Diary

Entry 1

Courtney Carlson and her newly acquired Thermador oven 

Sunday morning I awoke filled with dread. Usually I would plunge headlong into a day of rest—the only part of the Bible I follow religiously. In the undeclared Sleep Wars—as in “I get by on five hours”; “Oh, yeah, I only need four”—I raised the white flag long ago, admitting to clocking eight whenever possible. On a typical Sunday, I generally do nothing more strenuous than work the New York Times crossword, roast a chicken, and watch Jennifer Garner kickbox some bad guy on Alias. If I were to write a self-help book, I would call it Doing Nothing: The Eighth Habit of Moderately Effective People.

But this Sunday, an invitation I’d accepted months ago came due, so instead of tucking into a second cup of coffee and a carrot muffin, I was on a train from D.C. to Baltimore, where, later that day, I would lead a discussion on Alfred Hitchcock’s Notorious at the Maryland Film Festival. (I kept trying to remember what—other than the line “You’re protected by the enormity of your stupidity,” said to Nazi Mama’s boy Alexander Sebastian [Claude Rains] by his mother—I liked so much about the film.) Yes, OK, the appearance was for a good cause. Yes, I’d said no twice before. And yes, my good friends Christy Macy and Taylor Branch live in Baltimore. Still, a modicum of self-knowledge usually makes me say no to such things because, in addition to my tendency to do nothing whenever possible, I also have terrible stage fright. Put me in a TV studio and I’m calm, convinced no one’s watching me. Put me in an auditorium, and the guy nodding off in the third row (not a contender in the Sleep Wars, he) is the one who inevitably catches my eye, making it impossible for me to maintain the pleasant fiction that I’m not boring viewers, who in reality are probably switching to Animal Planet when I appear onscreen.

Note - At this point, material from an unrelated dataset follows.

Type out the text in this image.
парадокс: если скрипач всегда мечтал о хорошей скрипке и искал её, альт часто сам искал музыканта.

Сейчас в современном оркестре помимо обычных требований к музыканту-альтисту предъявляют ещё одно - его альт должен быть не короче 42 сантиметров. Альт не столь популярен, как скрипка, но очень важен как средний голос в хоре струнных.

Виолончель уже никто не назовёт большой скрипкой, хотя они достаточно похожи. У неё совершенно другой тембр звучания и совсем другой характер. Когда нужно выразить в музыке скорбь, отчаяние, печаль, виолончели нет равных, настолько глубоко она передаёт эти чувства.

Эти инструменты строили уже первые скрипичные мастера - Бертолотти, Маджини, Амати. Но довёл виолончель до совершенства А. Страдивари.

At least I was ready to pose for some grip-and-grin photos. On Thursday, I’d uncharacteristically taken time away from what I currently love doing—renovating my house—in order to renovate myself, which I generally leave to the last possible minute. When I have people over for dinner, I concentrate so intensely on the meal that I don’t take a shower until the doorbell rings. In fact, it’s not unusual for me to spend the evening dressed in whatever clothes are at hand, my hair sopping wet. But since tomorrow I’m beginning the promotional tour for my book—Don Imus, Diane Sawyer, Bill O’Reilly, Tim Russert, Chris Matthews—I tore myself away from tearing up ratty carpet long enough to get a haircut. For efficiency, I go to a place in my office building (named, optimistically, Serendipity), and as I was walking out my door, my colleagues at Time, Jay Carney and John Dickerson, who cover the White House when not giving fashion advice, reminded me that there is such a thing as too many highlights, an apt warning given that I was thinking major overhaul. I mean, what brunette wants to be interviewed by Diane Sawyer?

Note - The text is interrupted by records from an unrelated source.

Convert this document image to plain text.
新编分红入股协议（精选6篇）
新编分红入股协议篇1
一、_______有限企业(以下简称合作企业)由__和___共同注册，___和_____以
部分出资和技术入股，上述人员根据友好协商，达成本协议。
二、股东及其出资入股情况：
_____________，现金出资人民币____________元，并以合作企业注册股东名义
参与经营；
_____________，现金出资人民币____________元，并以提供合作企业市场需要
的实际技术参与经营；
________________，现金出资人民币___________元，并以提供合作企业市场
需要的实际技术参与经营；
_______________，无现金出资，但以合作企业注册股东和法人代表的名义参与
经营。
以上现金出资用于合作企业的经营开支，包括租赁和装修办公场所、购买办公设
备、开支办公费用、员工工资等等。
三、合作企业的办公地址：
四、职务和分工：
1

After my appointment, I jumped out of the chair, hair still wet (as usual), and sped over to the rubble that I call my new-old house. I needed to tell O’Neal Page, my good-natured, ingenious contractor—he moves from one journalist’s house to another, kept fully booked by word of mouth—exactly how we could squeeze a washer/dryer into the kitchen by removing the stove, knocking out a wall … well, you don’t really want to know. Suffice it to say that my daughter, Courtney, now has a large Thermador oven sitting in the middle of her dining room like a piece of found art. (We didn’t think to ask whether it could be properly vented before moving it to her kitchen as a way of accommodating a stacked Whirlpool in mine.) Over the weekend, she found herself in the used appliance business. I’m writing an ad for eBay as soon as I finish this.

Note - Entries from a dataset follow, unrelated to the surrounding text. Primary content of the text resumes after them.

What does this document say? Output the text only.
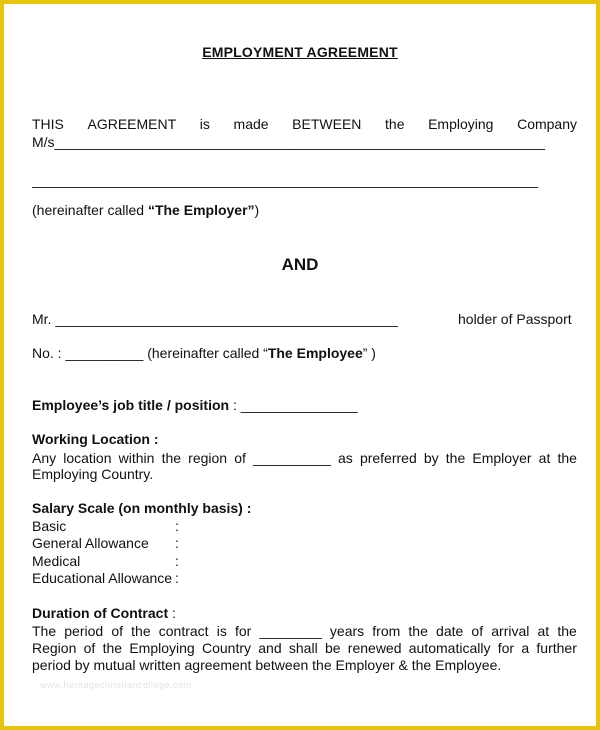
EMPLOYMENT AGREEMENT
THIS AGREEMENT is made BETWEEN the Employing Company
M/s_______________________________________________________________
_________________________________________________________________
(hereinafter called “The Employer”)
AND
Mr. ____________________________________________	holder of Passport
No. : __________ (hereinafter called “The Employee” )
Employee’s job title / position : _______________
Working Location :
Any location within the region of __________ as preferred by the Employer at the
Employing Country.
Salary Scale (on monthly basis) :
Basic	:
General Allowance :
Medical	:
Educational Allowance :
Duration of Contract :
The period of the contract is for ________ years from the date of arrival at the
Region of the Employing Country and shall be renewed automatically for a further
period by mutual written agreement between the Employer & the Employee.
www.heritagechristiancollege.com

Margaret Carlson on Good Morning America  

Anyway, this morning I got through the first interview of the day where hair doesn’t count. What I love about Don Imus is that he didn’t even pretend to have read my book. I wish he had, of course, but it’s part of his charm, maybe his only charm, that he is genuinely, authentically, himself. On ABC’s Good Morning America, where hair is critical, my own didn’t matter as I was practically blown off the air by the tornado in Kansas City. About all Diane had time to plug was my mother’s meatloaf recipe, loved by John McCain and other members of the Senate—just one gift, among many, my mother gave to me. (Her secret ingredient? Pureed peas.)